A guide to the UEFA Nations League
This summer will see the third iteration of the UEFA Nations League, which has already undergone modifications since its controversial introduction in 2018.
To refresh our memories of how the competition works, we have examined the latest format and looked at the data to determine what could happen this time around.
What is the point of the UEFA Nations League?
The UEFA Nations League was designed to replace international friendlies with more competitive matches, which it does in two main ways.
Firstly, it ensures that teams play opponents of a similar level by dividing them into leagues based on their ability. Secondly it provides nations with another route to qualification for the World Cup and European Championship, thereby giving them something to play for besides pride.
How does the UEFA Nations League work?
The Nations League begins with a league phase, with the 55 UEFA members split into four leagues, with A being the strongest and D the weakest.
When the competition was first formed, this split was based on each nation’s UEFA coefficient, but teams can be promoted and relegated between leagues at the end of each tournament.

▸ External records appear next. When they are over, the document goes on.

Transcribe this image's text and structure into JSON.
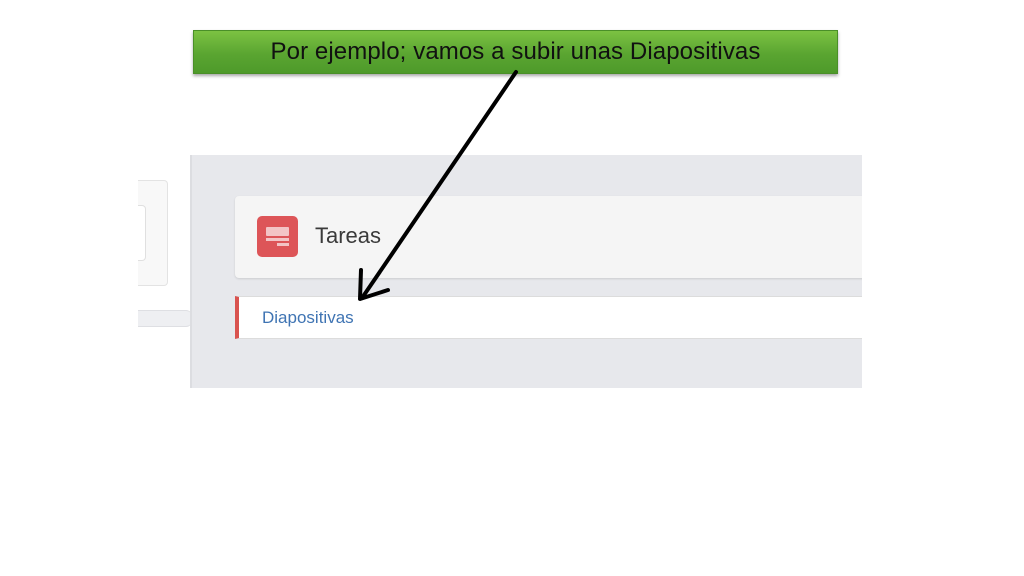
{
  "callout": {
    "text": "Por ejemplo; vamos a subir unas Diapositivas",
    "color": "#5aa531"
  },
  "card": {
    "title": "Tareas",
    "icon": "tasks-icon",
    "icon_color": "#dd5558"
  },
  "resource": {
    "link_label": "Diapositivas",
    "accent_color": "#d9534f",
    "link_color": "#3f74b3"
  },
  "annotation": {
    "arrow_icon": "arrow-down-left-icon",
    "arrow_color": "#000000"
  }
}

To keep the number of fixtures manageable, each league is divided into groups of four teams – apart from one three-team group in League D – with each team playing the other three home and away for a total of six matches, similar to the Champions League.
At the conclusion of the league phase, the group winners in leagues B, C and D are promoted and the last-placed teams in leagues A and B are relegated. Due to there only being two groups in league D, the four last-placed teams in league C contest two-legged relegation play-outs to determine which two go down.
Before that, the four group winners in league A will advance to the Nations League Finals. An open draw is used to pair teams into single-legged semi-finals, with the winners progressing to the final and the losers playing off for third place.
When is the UEFA Nations League played?
Four of the six rounds in the league phase will take place in June 2022, following the 2021-22 domestic season. The remaining two rounds are scheduled for September 2022, which means that we will know who has qualified for the finals before the 2022 World Cup kicks off in November.
The Nations League Finals will take place in June 2023, after the 2022-23 season and partway through the qualifying process for Euro 2024.
As an added incentive, UEFA have confirmed that 12 teams will play off for three spots at their flagship international tournament based on their Nations League performance. Details of these play-offs have yet to be announced.
Who will win the Nations League?
While the prospect of promotion and relegation should keep things interesting in all four leagues, let us focus on League A and the battle to win the Nations League Finals. Even with teams being grouped together by ability, the group draw has favoured some nations more than others.
When we compare the current FIFA world ranking points for the teams in League A, we can see why Belgium and France are among the favourites in the Nations League odds.
Belgium are still the top-ranked team in the world and they have been drawn into a relatively easy group in which their neighbours the Netherlands – ranked 10th – are their closest competition.
France have been similarly blessed with a kind draw, with ninth-placed Denmark likely to be their toughest opponent.
In the other two groups, Spain and Portugal have to face off against each other and there will be a rerun of the Euro 2020 final between England and Italy. With only one team in each group advancing to the finals, we are guaranteed to see a few big names miss out.
We can also look at how each of the teams in League A has fared against the others recently to gauge how they might perform across the league phase and the finals. We have gone back to the end of the last World Cup in 2018 and calculated each of the 16 nations’ records against the other 15 over this period.
France are streets ahead by this measure, having only lost one game out of 15 against a team of this calibre: a 2-0 defeat to the Netherlands in the inaugural Nations League. However, their Group 1 rivals Denmark have a strong enough record that they cannot be written off. The French should find Austria to be more straightforward opponents, given that the latter lack both experience and success against the leading European nations in recent years.
Belgium should have a relatively easy ride in Group 4 as two of their opponents – Poland and Wales – have struggled against higher-ranked teams, winning only three such matches between them compared to a combined 18 defeats since the summer of 2018.
Will there be a new Nations League format?
In December 2021 it was announced that UEFA were looking to include the 10 South American nations from the CONMEBOL confederation – which includes international powerhouses like Argentina and Brazil – in the 2024-25 Nations League.
With FIFA weighing up plans to increase the frequency of World Cups to every two years and likely bans for Russia and Belarus in response to the invasion of Ukraine, we could see further seismic shake-ups to the international footballing calendar.